Ahora escribiré sobre lo que significan estas vacaciones para mí. En primer lugar, las espero con ansia pues, durante 15 días mi tiempo es mío y hago con él lo que mis pocas ganas me permiten. Antes, hace años, solía planificar mis vacaciones como si la planificación resolviera o propiciara el concretar lo que tenía planificado. Por supuesto, llegaba al fin de mis vacaciones con la sensación de que había perdido miserablemente el tiempo y me enfrentaba, de nuevo, a un año laboral que no me iba a ayudar a resolver mi necesidad de calma y tranquilidad tan necesaria para reconciliarme con mi vida. Después entendí que 15 días de vacaciones no me iba a resolver el poder encontrar mi deseado equilibrio para seguir avanzando en mis propósitos vitales, tan reñidos con el estrés acumulado y con la presión que tan mal suelo gestionar día tras día. En ese momento, dejé de exigirme lo que nunca alcanzaba a lograr y el resultado es que, en vez de agendar con rigor actividades y horarios, solo esbozo en mi cabeza lo que me gustaría concretar en esos 15 días: limpiar la casa, tener tiempo para mí, para salir de paseo a explorar esa vida que suele quedar aparcada el resto del año y para ver a algunos amigos, cada vez menos porque la vida no me da para tanto. Voy a ser sincera, si pudiera, perdería contacto con el mundo durante estos 15 días y me dedicaría a disfrutarlos como me dieran la gana sin ningún tipo de obligación. Dedicarlos a mi y a mis necesidades, esas necesidades de las que no suelo ocuparme durante el año porque no tengo tiempo, ni ganas, ¡ni nada!. Pero no podré ya que en estos 15 días tendré, también, que estar atenta a celebraciones que ya han perdido todo su significado y que solo forman parte del fantasma idealizado y nostálgico de lo que fue y nunca volverá a ser.
¿Me estoy convirtiendo en una especie de Ebenezer Scrooge femenina?. No, no lo creo. Me encanta pensar en que el Solsticio de Invierno está aquí y que, a partir del día 22 de diciembre, en este año, la luz volverá lentamente a aumentar su brillo y su presencia hasta el próximo Solsticio de Verano. Y también me encanta celebrar ese hecho, el nacimiento de la luz, a mi manera y con mis ritos propios. Si no me enfermo, este fin de año puede ser un momento interesante. Y lo mismo digo de mis anheladas vacaciones a las que espero poder sacarle mucho jugo.
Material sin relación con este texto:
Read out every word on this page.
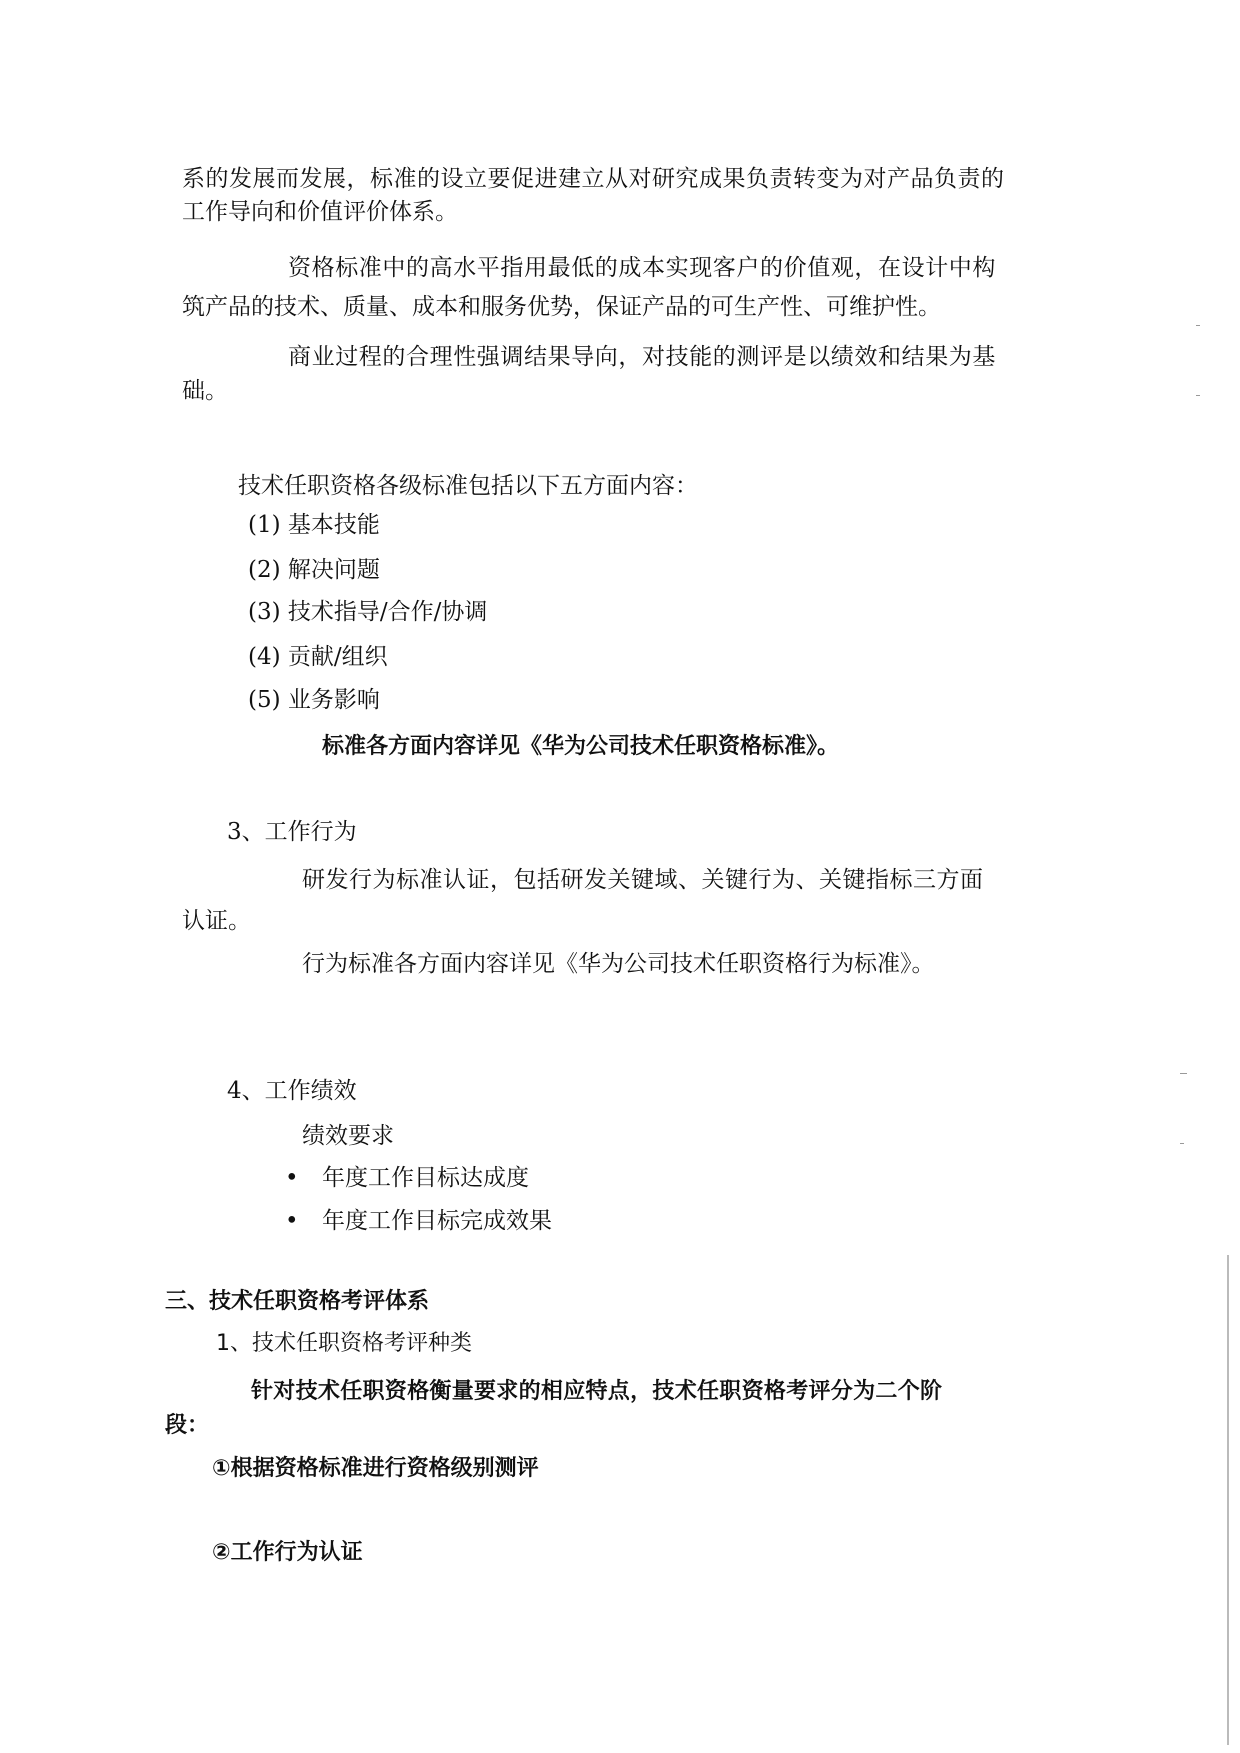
系的发展而发展，标准的设立要促进建立从对研究成果负责转变为对产品负责的
工作导向和价值评价体系。
资格标准中的高水平指用最低的成本实现客户的价值观，在设计中构
筑产品的技术、质量、成本和服务优势，保证产品的可生产性、可维护性。
商业过程的合理性强调结果导向，对技能的测评是以绩效和结果为基
础。
技术任职资格各级标准包括以下五方面内容：
(1) 基本技能
(2) 解决问题
(3) 技术指导/合作/协调
(4) 贡献/组织
(5) 业务影响
标准各方面内容详见《华为公司技术任职资格标准》。
3、工作行为
研发行为标准认证，包括研发关键域、关键行为、关键指标三方面
认证。
行为标准各方面内容详见《华为公司技术任职资格行为标准》。
4、工作绩效
绩效要求
• 年度工作目标达成度
• 年度工作目标完成效果
三、技术任职资格考评体系
1、技术任职资格考评种类
针对技术任职资格衡量要求的相应特点，技术任职资格考评分为二个阶
段：
①根据资格标准进行资格级别测评
②工作行为认证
Tengo algún que otro plan, si, pero no estoy «casada» con ninguno de ellos. ¿Que me gustaría que se concretasen?, ¡por supuesto!, pero ya he aprendido que la vida te puede cambiar todo en un instante y que no vale la pena enojarse por ello. Que lo mejor que puedes hacer es sacarle todo el jugo posible a los cambios de dirección repentinos y dejar de llorar los sueños o los anhelos que ya no se van a poder realizar, te pongas como te pongas. Y si, esto que acabo de escribir es el meollo de la resiliencia. Si aprendes a vivir o, tal vez, si aprendes a no pelearte con la vida, es muy probable que tengas que echar mano de este concepto que no a todo el mundo le gusta porque implica, un poquito, soltar el control que nos da seguridad y explorar, con miedo o sin él, la oportunidad que la vida nos está ofreciendo. Esta parece ser la lección más importante de estos últimos años para mí: aprender a vivir la vida que me corresponde, que me pertenece, que es mía, en vez de ir detrás de esos sueños rotos que son imposibles de recomponer porque, ni soy la que fui cuando gesté esos sueños, ni tienen para mí, hoy por hoy, el significado que tuvieron cuando nacieron. Si, reconozco que ahora soy otra y que, cumpliéndose una década después del «desastre», ya no puedo reconocerme en la mujer que era entonces. Hoy, 10 años después de aquel momento, creo que ya puedo darme el permiso, como me lo da la propia vida, de ser lo que ahora necesito ser para sentirme a gusto y contenta conmigo y con mi entorno. Utilizar mis propios recursos, mis propias habilidades, para ser quien ahora soy sin andarme con complacencias que me limitan y me aprisionan. Y bueno, llego al final de esta entrada entendiendo y aceptando que no siempre se puede y que eso está bien si es que me hace sentir bien, claro.